また、逆の立場に立たされることもあり得ます。近所に同じ業種の同じ名前の店がオープンした場合、すぐに警告すべきですが、商標権を取得していなければやっかいなこととなります。先に営業を開始して、周知されていることを証明する必要があるのです。最悪の場合、相手が先に商標権を取得してしまったら、自店の商号を変更せざるを得なくなります。

使用したい名前があれば、簡単な商標調査なら特許庁・特許電子図書館のホームページで無料で調べられます。しかしその時は問題なくても、後日商標を取得される可能性がありますので、詳しい商標調査は特許事務所や商標調査会社に依頼した方が確実です。登録商標の簡易表示として商標の側に『Rマーク』が付いていることが多いので、自分が取得した場合、これから取得する場合、トラブルを避けるためにも覚えておきましょう。
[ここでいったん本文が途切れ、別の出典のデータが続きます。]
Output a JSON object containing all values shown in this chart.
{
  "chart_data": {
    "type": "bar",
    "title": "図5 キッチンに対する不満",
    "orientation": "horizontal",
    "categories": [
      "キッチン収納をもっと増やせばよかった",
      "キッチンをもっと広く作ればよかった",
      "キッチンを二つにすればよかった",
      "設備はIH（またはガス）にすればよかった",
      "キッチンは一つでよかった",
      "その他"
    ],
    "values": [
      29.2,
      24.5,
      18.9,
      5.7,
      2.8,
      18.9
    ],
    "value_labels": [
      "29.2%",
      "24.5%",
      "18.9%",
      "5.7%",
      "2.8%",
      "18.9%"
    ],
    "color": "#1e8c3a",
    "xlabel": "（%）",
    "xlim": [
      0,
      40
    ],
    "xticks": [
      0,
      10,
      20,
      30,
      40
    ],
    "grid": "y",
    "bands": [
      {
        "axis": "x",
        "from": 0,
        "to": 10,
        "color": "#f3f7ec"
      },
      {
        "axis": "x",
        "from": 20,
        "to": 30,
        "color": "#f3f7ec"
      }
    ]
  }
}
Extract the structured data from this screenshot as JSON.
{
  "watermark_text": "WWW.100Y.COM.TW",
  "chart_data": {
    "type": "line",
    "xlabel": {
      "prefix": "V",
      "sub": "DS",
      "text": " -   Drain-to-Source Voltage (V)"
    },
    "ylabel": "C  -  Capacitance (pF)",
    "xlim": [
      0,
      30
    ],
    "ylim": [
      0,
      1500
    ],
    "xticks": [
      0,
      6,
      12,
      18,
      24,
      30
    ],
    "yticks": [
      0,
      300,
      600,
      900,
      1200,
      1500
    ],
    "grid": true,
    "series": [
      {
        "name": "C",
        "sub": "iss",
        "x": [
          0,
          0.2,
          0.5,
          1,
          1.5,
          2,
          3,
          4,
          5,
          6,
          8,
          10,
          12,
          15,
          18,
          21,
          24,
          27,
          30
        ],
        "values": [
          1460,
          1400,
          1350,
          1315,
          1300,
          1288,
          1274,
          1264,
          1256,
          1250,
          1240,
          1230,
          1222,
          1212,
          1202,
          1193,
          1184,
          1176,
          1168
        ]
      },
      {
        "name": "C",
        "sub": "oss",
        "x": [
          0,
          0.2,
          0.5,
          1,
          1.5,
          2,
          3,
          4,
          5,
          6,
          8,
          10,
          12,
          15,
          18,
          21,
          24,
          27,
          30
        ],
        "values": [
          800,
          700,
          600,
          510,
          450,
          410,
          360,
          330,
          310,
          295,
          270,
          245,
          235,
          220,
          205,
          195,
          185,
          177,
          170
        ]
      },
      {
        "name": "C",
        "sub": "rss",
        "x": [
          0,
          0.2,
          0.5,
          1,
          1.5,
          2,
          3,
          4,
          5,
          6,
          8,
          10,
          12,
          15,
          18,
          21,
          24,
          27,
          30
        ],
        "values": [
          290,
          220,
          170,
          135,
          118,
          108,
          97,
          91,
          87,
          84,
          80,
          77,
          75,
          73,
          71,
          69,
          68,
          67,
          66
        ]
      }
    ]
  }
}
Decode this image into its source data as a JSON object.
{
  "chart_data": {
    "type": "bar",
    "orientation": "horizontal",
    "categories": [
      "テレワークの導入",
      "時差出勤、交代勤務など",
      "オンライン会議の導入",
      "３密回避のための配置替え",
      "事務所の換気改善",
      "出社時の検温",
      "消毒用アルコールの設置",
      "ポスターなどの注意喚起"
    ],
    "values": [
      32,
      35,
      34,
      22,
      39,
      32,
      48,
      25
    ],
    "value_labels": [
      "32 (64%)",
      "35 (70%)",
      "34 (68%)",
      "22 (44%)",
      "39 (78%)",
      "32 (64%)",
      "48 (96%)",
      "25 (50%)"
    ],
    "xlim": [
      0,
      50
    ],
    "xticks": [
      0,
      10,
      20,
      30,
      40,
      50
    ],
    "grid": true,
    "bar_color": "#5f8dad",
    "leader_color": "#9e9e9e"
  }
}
ネーミングの基本方針を決めて、納得の行く効果的な社名・店名を付けましょう。
新しい市場には、競合店を利用する常連様をはじめ、既存の企業やお店に不満を持つお客様、見たことも無い珍しいものを待ち望んでいるお客様などが混在しています。どんなニーズがあるのか、どのニーズに応えるのか、基本方針の設定までには、以下の三つの要素を洗い出す必要があります。
市場・競合環境
何が出来る、何が出来ない、少し頑張れば地域で一番になれる得意分野がある、既存店がしっかりしているので入り込む実力は無いなど、市場や競合を基準にして商品・サービスを判断する。可能・不可能を明確にして、企業・店舗の主力となる営業方針を決定します。
ターゲットイメージ
自社企業・自店の商圏エリアを設定し、そのなかで暮らす人々の世代構成、年収、家族構成、趣味・嗜好を把握すること。お客様のモデルイメージを想像しながら、喜ばれる商品・サービス、興味を引くキーワードを探し出します。工務店など信頼性が重要な業種は、英語を使った名前や奇抜な名前より、経営者の苗字を素直に入れた方が記憶に残りやすく、信用されやすい傾向があります。
飲食店は、おいしそうであること、料理の特徴や店の雰囲気と違和感がないこと。例えば話題性にこだわるあまり、うどん屋さんが「のび太うどん」という名前だと記憶には残りやすくなりますが、おいしい印象は伝わりません。
セールスポイント
お客様に、何を提供し、どのように生活に役立ち、喜んでもらえるのか。そのために何をする企業・店なのかを決めることが重要です。飲食店なら提供できるメニューによって他店との違いは明確ですが、付加価値を作ることが市場での競争を有利にします。たとえば店内装飾を山小屋風にして別世界を演出したり、また材料の仕入れシステムに工夫があったりなど、入りやすい店・楽しませる店・あるいは健康重視なのか決めて、お客様に優位点の魅力が伝わるように工夫する必要があります。小売店の場合は、幅広く商品を揃えながら何か得意の分野を持つことが個性になります。
その特化した販売力が市場でのセールスポイントになります。
以上の市場・競合環境、ターゲットイメージ、セールスポイントを把握したところで、候補ネーミング案を照らし合わせて判断します。